Спервоначалу такое житье мне, что греха таить, полюбилося. Да день за днем все только обжорство до отвалу – невмоготу пришлось. Она же меня все нудит:

– Да что же ты, моя радость, не кушаешь?

– Не могу, – говорю, – матушка, постыла мне эта сладкая жизнь…

– Постыла! Ах ты болезный мой! Знать, тебе нездоровится?

– Здоров я, матушка, здоров, как боров, да обленился уж больно, работу бы какую…

– Владычица многомилосердая! Работу! Малый без году неделя из яйца вылупился, а туда же: работу!

– Да ведь скучно, – говорю, – матушка, без дела-то!

– А скучно, так мы с тобой в фофаны поиграем, «в дурачки», а то я тебе, хочешь, на картах погадаю?

Играешь с ней так час и другой в фофаны, в дурачки, – индо одурь возьмет. А то почнет это раскладывать карты, гадать про деньги, про письмо, про дорогу, а ты сиди около, отойти не моги, не пикни…

Так рассказывал Ермолаич и, по привычке стариковской, повторяясь, возвратился опять к тому, как толстуха его обкармливала любимыми его варениками и бараньим боком с кашей, как отпаивала чаем с медом сотовым, вареньем вишневым, малиновым, смородинным… Самсонов его уже не прерывал. Подперши голову обеими руками и с сомкнутыми глазами, он слушал, а в то же время не мог не слышать и шумевшего на дворе ливня: из водосточной трубы вода так и журчала, так и плескала, и, подобно этой воде, журчал и плескал над ним монотонный старческий голос Ермолаича, утишая своей охлаждающей струей его жгучую душевную боль.

– И чем же все это кончилось, дяденька? – прервал он рассказчика.

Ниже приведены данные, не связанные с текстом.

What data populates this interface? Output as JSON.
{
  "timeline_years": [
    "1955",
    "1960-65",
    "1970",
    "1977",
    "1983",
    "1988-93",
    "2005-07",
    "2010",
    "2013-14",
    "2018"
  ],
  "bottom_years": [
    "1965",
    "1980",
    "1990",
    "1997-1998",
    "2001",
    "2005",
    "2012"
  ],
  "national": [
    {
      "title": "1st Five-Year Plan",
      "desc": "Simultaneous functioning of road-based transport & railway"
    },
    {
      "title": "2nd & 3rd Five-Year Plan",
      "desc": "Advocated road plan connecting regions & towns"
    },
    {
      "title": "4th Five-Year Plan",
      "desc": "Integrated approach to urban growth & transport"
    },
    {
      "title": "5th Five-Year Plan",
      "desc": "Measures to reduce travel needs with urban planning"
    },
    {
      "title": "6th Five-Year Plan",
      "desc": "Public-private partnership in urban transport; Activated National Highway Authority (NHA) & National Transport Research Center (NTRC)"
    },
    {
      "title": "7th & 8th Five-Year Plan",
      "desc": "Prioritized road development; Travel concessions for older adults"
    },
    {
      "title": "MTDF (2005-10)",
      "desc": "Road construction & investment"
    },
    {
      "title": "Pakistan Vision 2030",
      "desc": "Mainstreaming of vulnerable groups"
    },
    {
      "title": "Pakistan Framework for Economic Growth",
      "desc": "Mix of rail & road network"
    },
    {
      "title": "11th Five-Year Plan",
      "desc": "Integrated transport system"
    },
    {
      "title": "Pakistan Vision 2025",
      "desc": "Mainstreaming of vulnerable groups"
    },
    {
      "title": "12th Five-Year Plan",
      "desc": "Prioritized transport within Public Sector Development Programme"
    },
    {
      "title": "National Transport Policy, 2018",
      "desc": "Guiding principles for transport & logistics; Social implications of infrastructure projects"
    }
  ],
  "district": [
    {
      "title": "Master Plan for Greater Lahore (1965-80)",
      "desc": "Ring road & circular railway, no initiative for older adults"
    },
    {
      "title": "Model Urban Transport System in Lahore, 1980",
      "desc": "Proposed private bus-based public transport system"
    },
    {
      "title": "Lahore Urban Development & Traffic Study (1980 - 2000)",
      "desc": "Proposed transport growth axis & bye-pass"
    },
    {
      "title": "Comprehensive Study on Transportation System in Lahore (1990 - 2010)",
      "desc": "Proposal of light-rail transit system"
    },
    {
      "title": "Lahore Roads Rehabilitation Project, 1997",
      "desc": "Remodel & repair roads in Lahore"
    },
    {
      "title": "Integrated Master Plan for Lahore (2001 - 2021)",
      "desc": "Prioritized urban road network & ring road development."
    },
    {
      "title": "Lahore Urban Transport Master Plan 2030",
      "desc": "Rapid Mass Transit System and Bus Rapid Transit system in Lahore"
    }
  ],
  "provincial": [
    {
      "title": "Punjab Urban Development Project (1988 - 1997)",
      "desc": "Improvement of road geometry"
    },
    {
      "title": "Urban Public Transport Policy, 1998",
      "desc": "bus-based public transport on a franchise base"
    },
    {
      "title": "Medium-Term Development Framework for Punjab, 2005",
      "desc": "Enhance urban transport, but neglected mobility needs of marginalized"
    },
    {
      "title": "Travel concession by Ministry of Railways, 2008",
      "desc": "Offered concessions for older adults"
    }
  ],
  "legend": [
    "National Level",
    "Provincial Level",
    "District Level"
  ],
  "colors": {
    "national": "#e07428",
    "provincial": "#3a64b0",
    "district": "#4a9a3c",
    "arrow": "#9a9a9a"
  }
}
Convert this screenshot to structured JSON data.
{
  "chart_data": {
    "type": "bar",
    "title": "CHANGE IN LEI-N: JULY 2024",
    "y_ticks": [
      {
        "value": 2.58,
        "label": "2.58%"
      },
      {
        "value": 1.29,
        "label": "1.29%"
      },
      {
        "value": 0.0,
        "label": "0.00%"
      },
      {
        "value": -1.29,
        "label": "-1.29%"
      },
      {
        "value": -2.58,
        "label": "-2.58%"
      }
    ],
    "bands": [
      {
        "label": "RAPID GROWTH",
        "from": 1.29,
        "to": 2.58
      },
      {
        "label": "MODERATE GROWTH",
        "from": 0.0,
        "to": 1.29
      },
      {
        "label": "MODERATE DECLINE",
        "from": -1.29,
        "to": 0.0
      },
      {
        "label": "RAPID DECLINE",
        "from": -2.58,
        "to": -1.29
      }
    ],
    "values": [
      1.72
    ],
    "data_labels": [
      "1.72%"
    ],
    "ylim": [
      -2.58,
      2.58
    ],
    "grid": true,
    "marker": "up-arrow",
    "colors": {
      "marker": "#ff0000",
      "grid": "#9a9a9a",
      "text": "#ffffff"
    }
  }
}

– Знамо, чем: выжил я у нее месяц-другой, – и сил моих не стало!

– Утек?

– Утек, грешный человек, подобру-поздорову. Вернулся к старому своему барину, повалился в ноги:

– Прими, мол, назад, батюшка! Не надо мне ее, этой воли, прах ее возьми!

– Да разве то была воля, дяденька? То была неволя горше рабской! Мне нужна другая воля…

– Какая еще? Чтобы знатных людей бить по щекам, а потом с ними стреляться? Ай да воля!

– Мы с тобой друг друга все равно не поймем… – пробормотал Самсонов, который, смутно сознавая, что в возражении старика есть все же доля правды, не мог еще в спорном вопросе толком разобраться. – Должна же быть настоящая, справедливая воля… Ну, да во всяком разе спасибо тебе, дяденька, на добром слове! Будь здоров.